Non à l’impunité, Pour une commission internationale d’enquête

La Fédération internationale des ligues des droits de l’Homme (FIDH), la Ligue ivoirienne des droits de l’Homme (LIDHO) et le Mouvement ivoirien des droits humains (MIDH), organisations membres de la FIDH en Côte d’Ivoire, expriment leur plus vive inquiétude alors qu’est confirmée la perpétration de violations particulièrement graves des droits de l’Homme, à l’occasion des manifestations de l’opposition ivoirienne les 25 et 26 mars 2004, à Abidjan et dans le reste du pays.

Le bilan des évènements des derniers jours fait état, selon le MIDH, de 200 morts par balle et 400 blessés et disparus, là où les autorités évoquent 37 morts, et l’opposition 350 à 500.

A l’évidence, c’est l’arbitraire qui a présidé à la répression des manifestations, marquée par des crimes qu’il convient de qualifier « d’exécutions sommaires ». L’existence de charniers est évoquée.

Depuis le 25 mars, les forces de l’ordre ont procédé à de nombreuses rafles dans les zones sous contrôle gouvernemental, et notamment dans le district d’Abidjan, opérées en particulier pendant la nuit ; elles ont arrêté plusieurs centaines personnes à qui il serait reproché d’avoir participé à la manifestation. Selon les autorités, la majeure partie d’entre elles aurait été relâchée, mais plus d’une trentaine resterait aujourd’hui emprisonnée et interrogée dans les locaux de la police. Le MIDH fait en outre état d’enlèvements, de disparitions, de destructions massives, de tortures et de rackets.
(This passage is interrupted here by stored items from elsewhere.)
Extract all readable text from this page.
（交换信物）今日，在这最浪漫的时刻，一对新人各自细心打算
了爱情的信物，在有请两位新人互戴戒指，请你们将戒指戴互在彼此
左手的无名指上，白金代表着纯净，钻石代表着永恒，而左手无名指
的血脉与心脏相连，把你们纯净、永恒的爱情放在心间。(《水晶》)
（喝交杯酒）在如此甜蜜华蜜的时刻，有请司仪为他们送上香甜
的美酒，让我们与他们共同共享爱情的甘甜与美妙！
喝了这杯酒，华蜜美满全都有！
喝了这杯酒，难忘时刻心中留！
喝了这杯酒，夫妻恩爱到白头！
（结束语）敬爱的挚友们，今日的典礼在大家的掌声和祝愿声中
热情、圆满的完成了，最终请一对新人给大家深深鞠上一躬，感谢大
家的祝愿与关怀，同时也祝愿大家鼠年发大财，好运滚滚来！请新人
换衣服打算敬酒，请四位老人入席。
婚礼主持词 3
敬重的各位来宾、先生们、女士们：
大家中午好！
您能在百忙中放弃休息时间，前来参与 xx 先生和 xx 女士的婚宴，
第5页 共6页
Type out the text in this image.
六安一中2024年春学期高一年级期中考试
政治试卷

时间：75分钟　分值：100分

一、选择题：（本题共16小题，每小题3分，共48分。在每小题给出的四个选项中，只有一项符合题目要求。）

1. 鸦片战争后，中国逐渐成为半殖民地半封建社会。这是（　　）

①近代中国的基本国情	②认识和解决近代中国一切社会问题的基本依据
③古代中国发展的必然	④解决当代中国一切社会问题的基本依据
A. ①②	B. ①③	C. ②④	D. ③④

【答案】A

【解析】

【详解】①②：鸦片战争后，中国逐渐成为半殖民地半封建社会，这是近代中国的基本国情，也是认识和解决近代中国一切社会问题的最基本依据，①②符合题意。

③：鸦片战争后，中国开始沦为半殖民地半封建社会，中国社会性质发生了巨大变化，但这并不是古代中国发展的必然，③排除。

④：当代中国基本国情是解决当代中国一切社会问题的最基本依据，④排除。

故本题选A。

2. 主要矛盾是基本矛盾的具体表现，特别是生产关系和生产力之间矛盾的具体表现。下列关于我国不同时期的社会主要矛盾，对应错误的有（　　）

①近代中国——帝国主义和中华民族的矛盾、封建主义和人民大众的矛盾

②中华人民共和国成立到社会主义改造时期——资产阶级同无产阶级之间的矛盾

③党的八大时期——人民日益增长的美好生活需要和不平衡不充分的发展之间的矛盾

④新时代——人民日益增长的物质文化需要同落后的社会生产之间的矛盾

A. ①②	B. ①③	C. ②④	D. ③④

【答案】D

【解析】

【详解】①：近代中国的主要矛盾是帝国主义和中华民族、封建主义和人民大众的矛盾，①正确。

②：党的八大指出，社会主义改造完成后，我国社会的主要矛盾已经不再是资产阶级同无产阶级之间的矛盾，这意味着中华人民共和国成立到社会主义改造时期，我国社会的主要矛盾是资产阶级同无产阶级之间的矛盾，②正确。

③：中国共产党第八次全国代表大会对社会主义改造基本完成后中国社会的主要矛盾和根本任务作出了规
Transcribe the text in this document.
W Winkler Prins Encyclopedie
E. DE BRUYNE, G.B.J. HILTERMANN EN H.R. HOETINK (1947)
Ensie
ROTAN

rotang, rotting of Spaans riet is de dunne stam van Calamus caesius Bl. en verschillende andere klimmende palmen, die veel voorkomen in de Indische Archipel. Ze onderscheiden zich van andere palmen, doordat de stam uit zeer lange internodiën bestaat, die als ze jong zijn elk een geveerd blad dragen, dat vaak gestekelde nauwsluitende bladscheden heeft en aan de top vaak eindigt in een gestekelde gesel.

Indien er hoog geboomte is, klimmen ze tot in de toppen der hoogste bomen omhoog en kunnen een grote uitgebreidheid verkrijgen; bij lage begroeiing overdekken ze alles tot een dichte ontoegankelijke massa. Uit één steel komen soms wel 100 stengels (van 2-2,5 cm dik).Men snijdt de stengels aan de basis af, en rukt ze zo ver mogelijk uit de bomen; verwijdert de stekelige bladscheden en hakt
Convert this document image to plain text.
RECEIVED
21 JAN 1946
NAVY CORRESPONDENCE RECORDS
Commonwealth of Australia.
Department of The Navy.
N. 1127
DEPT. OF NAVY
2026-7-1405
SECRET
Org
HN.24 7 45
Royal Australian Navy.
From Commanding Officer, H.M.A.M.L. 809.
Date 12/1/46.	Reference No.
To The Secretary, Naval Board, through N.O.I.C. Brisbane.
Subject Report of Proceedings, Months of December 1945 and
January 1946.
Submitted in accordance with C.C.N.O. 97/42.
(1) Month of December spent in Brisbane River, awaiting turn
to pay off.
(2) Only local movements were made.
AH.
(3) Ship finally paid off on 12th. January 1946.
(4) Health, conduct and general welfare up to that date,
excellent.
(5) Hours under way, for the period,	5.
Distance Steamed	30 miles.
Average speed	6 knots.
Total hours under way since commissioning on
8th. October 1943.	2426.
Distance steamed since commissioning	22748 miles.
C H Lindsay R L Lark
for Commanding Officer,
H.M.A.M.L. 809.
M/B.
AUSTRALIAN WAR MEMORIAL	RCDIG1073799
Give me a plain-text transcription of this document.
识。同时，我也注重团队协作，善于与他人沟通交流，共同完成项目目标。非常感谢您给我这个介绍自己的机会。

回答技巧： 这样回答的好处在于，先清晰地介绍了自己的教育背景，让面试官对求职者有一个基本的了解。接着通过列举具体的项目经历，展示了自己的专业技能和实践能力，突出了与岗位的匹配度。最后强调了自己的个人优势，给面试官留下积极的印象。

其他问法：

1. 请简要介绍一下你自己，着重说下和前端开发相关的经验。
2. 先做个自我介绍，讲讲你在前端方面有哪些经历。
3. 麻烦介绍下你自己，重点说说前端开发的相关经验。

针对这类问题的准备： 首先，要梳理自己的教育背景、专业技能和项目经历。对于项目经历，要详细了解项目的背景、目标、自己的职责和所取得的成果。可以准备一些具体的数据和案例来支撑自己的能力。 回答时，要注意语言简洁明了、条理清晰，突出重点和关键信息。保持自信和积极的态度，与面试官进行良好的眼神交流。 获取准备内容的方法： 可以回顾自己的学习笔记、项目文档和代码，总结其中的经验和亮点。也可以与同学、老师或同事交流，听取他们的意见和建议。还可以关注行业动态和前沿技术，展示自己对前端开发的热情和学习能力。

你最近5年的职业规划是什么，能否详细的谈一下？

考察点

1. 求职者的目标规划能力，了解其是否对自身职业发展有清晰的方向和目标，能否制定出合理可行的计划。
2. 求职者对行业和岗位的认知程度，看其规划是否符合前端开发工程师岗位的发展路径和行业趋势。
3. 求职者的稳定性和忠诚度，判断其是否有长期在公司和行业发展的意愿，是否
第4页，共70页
La FIDH, la LIDHO et le MIDH considèrent que ces évènements extrêmement graves sont porteurs de lourdes incertitudes pour l’avenir de la Côte d’Ivoire, d’autant que continue d’y prévaloir une situation d’impunité clairement et régulièrement identifiée, y compris par le Conseil de sécurité des Nations Unies, comme facteur de risque majeur de violations des droits de l’Homme (résolution 1464 du 4 février 2003).

La FIDH, la LIDHO et le MIDH soulignent une nouvelle fois la responsabilité des autorités de Côte d’Ivoire : elles ont gravement failli à leur obligation de garantir le respect des droits de l’Homme, conformément aux instruments internationaux liant la Côte d’Ivoire et aux engagements pris dans le cadre des accords de Marcoussis.

Une nouvelle fois l’exigence s’impose de la vérité sur les faits, de la justice et de la réparation pour les victimes et leurs famille. Il s’agit non seulement de répondre à un droit fondamental qu’elles réclament en vain, mais aussi de prévenir la perpétration de nouveaux crimes et, au-delà de contribuer à l’instauration d’une paix durable et à une vie politique apaisée.

Comme la FIDH le craignait (voir communiqué du 12 août 2003), les autorités ivoiriennes ont ignoré les dispositifs prévus dans les accords de Marcoussis aux fins d’enquête sur les violations des droits de l’Homme et de répression des crimes commis. L’annonce dans ces conditions d’un mécanisme national d’enquête sur les faits intervenus ces derniers jours ne peut être considérée comme crédible.

En conséquence, la FIDH, la LIDHO et le MIDH condamnent avec force la répression arbitraire et les violations des droits de l’Homme perpétrées ces derniers jours. Elles lancent un nouvel appel au calme à toutes les parties concernées.

Elles appellent la communauté internationale à la création, dans les plus brefs délais, d’une commission internationale d’enquête, et s’adressent en particulier au Secrétaire général des Nations Unies à cette fin. Cette commission devra établir les faits et les responsabilités afin que les auteurs des violations perpétrées soient effectivement traduits en justice.

La FIDH, la LIDHO et le MIDH annoncent qu’elles saisissent l’Organisation internationale de la Francophonie, aux fins d’intervention, d’une plainte pour « menace de rupture de la démocratie et violations graves des droits de l’Homme » dans le cadre de la procédure instaurée par la Déclaration de Bamako de novembre 2000 (Chapitre 5).

Nos organisations appellent enfin une nouvelle fois les autorités ivoiriennes à clarifier leur position sur la Cour pénale internationale, dont l’intervention serait certainement utile à prévenir l’aggravation de la situation et, en tout cas, à contribuer à lutter effectivement contre l’impunité.